Use a transaction for BuildCompletedEvent

There is a race condition where an executor may crash and leave a stuck build. We can avoid that by performing the following two actions in a transaction: * Update the build request state to COMPLETED * Submit the BuildCompletedEvent to the event queue The race condition occurs when the build request is marked as completed but no BuildCompletedEvent arrives. In that case, Zuul sees the completed build request and assumes that the event will be forthcoming; therefore the build request itself is not considered lost.
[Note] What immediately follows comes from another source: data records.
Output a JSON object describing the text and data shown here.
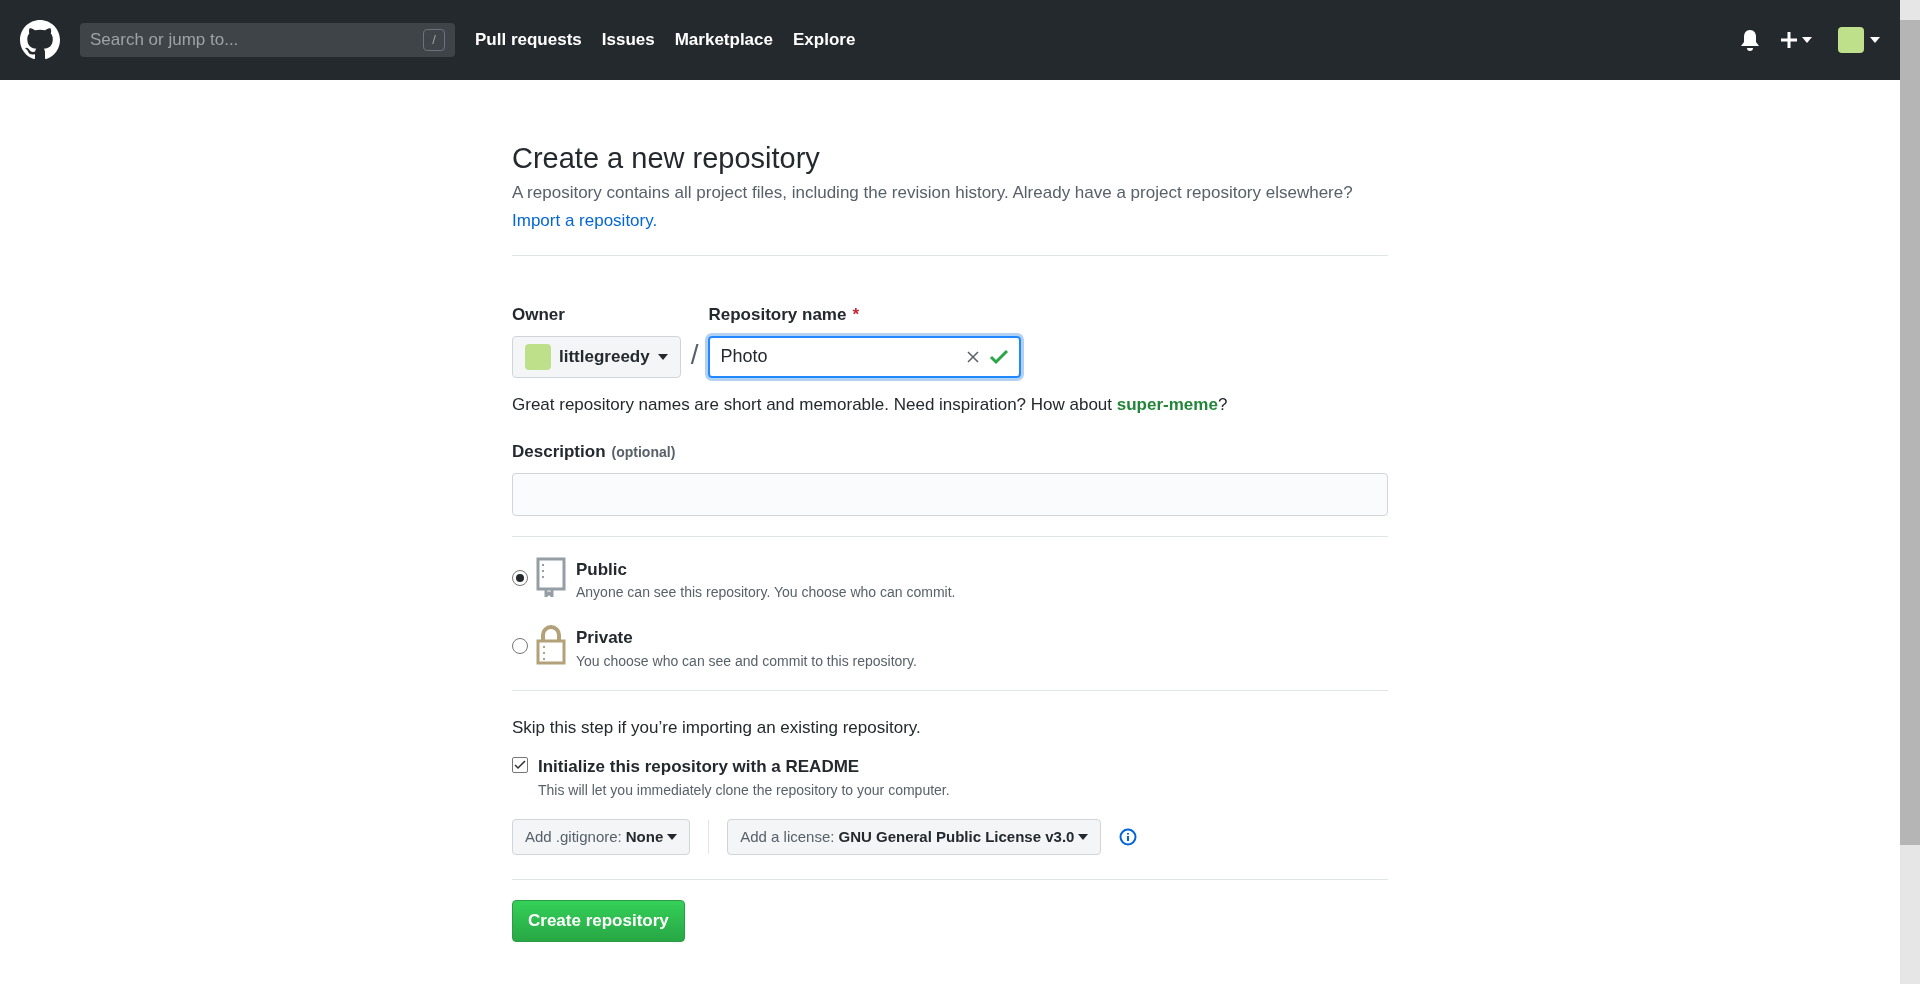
{
  "header": {
    "search": {
      "placeholder": "Search or jump to...",
      "shortcut": "/"
    },
    "nav": [
      "Pull requests",
      "Issues",
      "Marketplace",
      "Explore"
    ]
  },
  "page": {
    "title": "Create a new repository",
    "subtitle": "A repository contains all project files, including the revision history. Already have a project repository elsewhere?",
    "import_link": "Import a repository."
  },
  "owner": {
    "label": "Owner",
    "value": "littlegreedy"
  },
  "separator": "/",
  "repo_name": {
    "label": "Repository name",
    "required_mark": "*",
    "value": "Photo",
    "valid": true
  },
  "hint": "Great repository names are short and memorable. Need inspiration? How about **super-meme**?",
  "description": {
    "label": "Description",
    "optional": "(optional)"
  },
  "visibility": [
    {
      "kind": "book",
      "title": "Public",
      "text": "Anyone can see this repository. You choose who can commit.",
      "selected": true
    },
    {
      "kind": "lock",
      "title": "Private",
      "text": "You choose who can see and commit to this repository.",
      "selected": false
    }
  ],
  "skip_note": "Skip this step if you’re importing an existing repository.",
  "readme": {
    "label": "Initialize this repository with a README",
    "text": "This will let you immediately clone the repository to your computer.",
    "checked": true
  },
  "gitignore": {
    "label": "Add .gitignore:",
    "value": "None"
  },
  "license": {
    "label": "Add a license:",
    "value": "GNU General Public License v3.0"
  },
  "submit": "Create repository"
}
The only way for a build request to be removed in that case is in the case of a buildset reset. By including these operations in a transaction, only the following states are possible if the executor crashes: * It crashes before the build is complete: the build is declared lost and restarted. * It crashes after the build is complete: the scheduler doesn't care. Transactions are limited to 1MB just like any other ZK network operation, and the result data can be large, but we already put that in a side-channel if it exceeds a certain size, so only the actual event znode and request znode need to be involved in the transaction. Change-Id: Ibedf2c5db825fb444f652b60e1c6f2c7aadc6950
2022-02-23 18:49:22 -08:00 · 2022-02-23 18:49:22 -08:00 · 61822ec737
parent 7efc4f2533
commit 61822ec737
5 changed files with 157 additions and 73 deletions
--- a/zuul/executor/server.py
+++ b/zuul/executor/server.py
@ -33,6 +33,8 @@ import traceback
 from concurrent.futures.process import ProcessPoolExecutor, BrokenProcessPool

 from kazoo.exceptions import NoNodeError
+from kazoo.retry import KazooRetry
+
 import git
 from urllib.parse import urlsplit

@ -4061,35 +4063,7 @@ class ExecutorServer(BaseMergeServer):
                log.exception("Unable to process autohold for %s",
                              build_request)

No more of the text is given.